FETÖ ve teröre karşı yürütülen bu mücadeleye verilebilecek en büyük zararlardan biri mücadelenin amacından sapması, hukukun sınırlarının dışına çıkılması ve haksız mağduriyetlere sebep olmasıdır. Genel olarak terörle mücadele ve özelde ise FETÖ'ye karşı yürütülen bu mücadelenin haklılık ve meşruiyetinin korunması, uzun vadede tehdidin ortadan kaldırılması ve başarıya ulaşılması açısından son derece önemlidir. İşte OHAL Komisyonu, kararnameler ile yapılan işlemlerdeki varsa eğer hukuka aykırılıkların, hataların giderilmesini ve mağduriyetlerin ortadan kaldırılmasını sağlayacaktır. Böylece tartışmasız bir haklılığa sahip olan FETÖ ve terörle mücadelenin üzerine gölge düşmesinin ve özellikle AİHM gibi uluslararası süreçlerde Türkiye'nin mahkûm edilmesinin önüne geçilecektir. Komisyon bunu gerçekleştirmek için yürürlükteki mevzuata, tarafı olduğumuz uluslararası anlaşmalara ve hukukun temel ilkelerine göre çalışacak ve karar verecektir. Birtakım zorluklara rağmen Komisyonun yaptığı hazırlıklar ve sahip olduğu personel desteği ile hızlı bir şekilde çalışması, yapılan başvuruları sonuçlandırması beklenmektedir. OHAL Komisyonuna yönelik beklentilerin yüksek olduğu ve bu açıdan Komisyonda görev alan kişilerin önemli bir yükün altına girdiklerini söylemek gerek. Türkiye'de şu anda OHAL yürürlükte ancak OHAL hukuk dışı, denetimsiz ve keyfi bir yönetim biçimi değildir. Sadece devletin yetkileri ve temel hak ve özlüklere yönelik müdahale alanı artmaktadır. Bu açıdan 1982 Anayasası'nın OHAL KHK'larını yargı denetimi dışında bırakan 148. madde hükmünün oluşturduğu denetim açığını bu Komisyon kapatacaktır. Nitekim AİHM ve Anayasa Mahkemesi, OHAL KHK'ları ile yapılan işlemlere karşı açılan davaları reddetmiş ve etkili bir başvuru yolu olarak OHAL Komisyonuna işaret etmiştir.

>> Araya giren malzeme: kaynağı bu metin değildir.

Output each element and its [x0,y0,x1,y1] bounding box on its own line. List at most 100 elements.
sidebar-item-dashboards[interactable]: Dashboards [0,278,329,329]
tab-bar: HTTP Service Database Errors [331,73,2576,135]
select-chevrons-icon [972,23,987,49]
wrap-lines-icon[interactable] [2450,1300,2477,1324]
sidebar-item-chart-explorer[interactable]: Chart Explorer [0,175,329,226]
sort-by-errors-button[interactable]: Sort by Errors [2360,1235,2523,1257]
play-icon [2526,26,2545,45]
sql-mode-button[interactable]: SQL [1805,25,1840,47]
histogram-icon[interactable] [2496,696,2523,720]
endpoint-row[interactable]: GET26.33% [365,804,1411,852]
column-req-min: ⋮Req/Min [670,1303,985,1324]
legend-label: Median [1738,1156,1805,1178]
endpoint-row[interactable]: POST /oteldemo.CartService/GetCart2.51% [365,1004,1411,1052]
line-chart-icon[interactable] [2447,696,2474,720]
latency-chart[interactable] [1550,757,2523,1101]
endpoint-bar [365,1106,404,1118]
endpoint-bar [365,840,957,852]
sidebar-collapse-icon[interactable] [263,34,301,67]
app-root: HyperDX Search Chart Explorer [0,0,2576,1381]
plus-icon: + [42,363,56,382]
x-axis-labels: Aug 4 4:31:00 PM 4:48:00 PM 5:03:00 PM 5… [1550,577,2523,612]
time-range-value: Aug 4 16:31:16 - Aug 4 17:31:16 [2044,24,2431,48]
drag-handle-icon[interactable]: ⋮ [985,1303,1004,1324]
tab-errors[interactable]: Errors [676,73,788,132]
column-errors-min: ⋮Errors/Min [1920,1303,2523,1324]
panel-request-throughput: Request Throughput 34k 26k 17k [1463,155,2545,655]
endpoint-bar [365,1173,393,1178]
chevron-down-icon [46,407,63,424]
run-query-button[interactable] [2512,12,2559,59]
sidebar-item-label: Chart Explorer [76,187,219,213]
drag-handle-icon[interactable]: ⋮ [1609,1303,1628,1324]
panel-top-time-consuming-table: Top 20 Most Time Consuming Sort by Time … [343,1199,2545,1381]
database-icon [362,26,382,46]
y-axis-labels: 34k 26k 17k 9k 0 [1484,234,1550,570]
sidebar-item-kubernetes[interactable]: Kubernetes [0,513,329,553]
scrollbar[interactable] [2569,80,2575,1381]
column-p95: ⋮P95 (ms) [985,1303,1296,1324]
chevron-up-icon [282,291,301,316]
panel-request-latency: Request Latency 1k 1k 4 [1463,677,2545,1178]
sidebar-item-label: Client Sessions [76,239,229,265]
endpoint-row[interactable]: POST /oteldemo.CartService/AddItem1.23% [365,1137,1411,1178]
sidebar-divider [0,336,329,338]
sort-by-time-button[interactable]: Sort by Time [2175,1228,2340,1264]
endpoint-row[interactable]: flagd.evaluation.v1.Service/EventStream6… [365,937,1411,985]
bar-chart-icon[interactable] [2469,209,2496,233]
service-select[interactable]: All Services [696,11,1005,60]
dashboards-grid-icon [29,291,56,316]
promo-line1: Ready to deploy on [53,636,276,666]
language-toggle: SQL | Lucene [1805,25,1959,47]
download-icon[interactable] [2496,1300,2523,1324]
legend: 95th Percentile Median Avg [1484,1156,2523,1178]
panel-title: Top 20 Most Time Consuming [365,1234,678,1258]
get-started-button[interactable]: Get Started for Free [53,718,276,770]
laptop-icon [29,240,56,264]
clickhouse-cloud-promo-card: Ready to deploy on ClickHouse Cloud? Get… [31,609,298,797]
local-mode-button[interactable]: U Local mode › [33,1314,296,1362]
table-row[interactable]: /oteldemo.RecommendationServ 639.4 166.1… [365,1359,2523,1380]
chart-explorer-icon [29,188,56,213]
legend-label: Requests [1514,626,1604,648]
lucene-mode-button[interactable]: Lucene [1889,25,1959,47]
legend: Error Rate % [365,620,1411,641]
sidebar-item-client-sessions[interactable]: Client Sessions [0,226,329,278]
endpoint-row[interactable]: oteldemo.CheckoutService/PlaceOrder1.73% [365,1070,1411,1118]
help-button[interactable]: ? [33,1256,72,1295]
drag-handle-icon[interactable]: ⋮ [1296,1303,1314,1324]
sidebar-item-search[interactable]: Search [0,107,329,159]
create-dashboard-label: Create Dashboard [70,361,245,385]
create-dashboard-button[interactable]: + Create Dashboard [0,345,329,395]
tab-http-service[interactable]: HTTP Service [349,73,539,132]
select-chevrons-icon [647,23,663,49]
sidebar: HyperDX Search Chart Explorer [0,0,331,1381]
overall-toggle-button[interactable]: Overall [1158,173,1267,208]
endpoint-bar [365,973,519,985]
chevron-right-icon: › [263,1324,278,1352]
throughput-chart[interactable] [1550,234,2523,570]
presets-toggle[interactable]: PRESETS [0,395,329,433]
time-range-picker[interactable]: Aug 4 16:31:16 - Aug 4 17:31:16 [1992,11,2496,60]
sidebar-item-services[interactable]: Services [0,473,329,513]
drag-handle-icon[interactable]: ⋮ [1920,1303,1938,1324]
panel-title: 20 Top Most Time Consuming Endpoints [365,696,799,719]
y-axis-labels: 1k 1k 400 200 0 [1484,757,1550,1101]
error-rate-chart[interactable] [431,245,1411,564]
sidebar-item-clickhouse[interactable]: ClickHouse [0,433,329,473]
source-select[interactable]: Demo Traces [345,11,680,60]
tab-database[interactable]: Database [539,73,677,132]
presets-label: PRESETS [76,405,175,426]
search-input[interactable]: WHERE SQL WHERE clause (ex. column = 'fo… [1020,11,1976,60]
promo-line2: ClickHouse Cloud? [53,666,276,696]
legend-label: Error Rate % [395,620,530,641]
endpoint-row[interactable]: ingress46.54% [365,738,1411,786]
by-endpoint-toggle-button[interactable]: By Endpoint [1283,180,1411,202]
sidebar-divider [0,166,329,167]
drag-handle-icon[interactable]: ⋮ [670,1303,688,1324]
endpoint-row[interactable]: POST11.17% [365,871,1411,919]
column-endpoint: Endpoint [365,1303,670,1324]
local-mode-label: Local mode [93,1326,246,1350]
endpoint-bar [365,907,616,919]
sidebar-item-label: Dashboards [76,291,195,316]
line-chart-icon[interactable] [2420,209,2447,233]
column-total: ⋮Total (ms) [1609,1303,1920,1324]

Başbakan Yardımcısı Bekir Bozdağ'ın Komisyona müracaat süresinin sona erdiği 14 Eylül Perşembe günü yaptığı açıklamaya göre toplam başvuru sayısı 98 bin 252'dir. Bu sayı bir miktar daha artmış olabilir. Komisyonun bu başvuruları bağımsız ve tarafsız bir şekilde sadece hukuka bağlı olarak ele alması, varsa eğer yapılan yanlışları gidermesi, FETÖ ile mücadelede amacın bağcıyı dövmek değil üzüm yemek olduğunu gösterecektir. Hem içeride hem dışarıda bu hayati süreçte devletin elini güçlendirecek, hukuki ve siyasi meşruiyetini artıracaktır. Bu sebeple Komisyona alan açmak ve bağımsız bir şekilde çalışmasına imkân tanımak gerekir.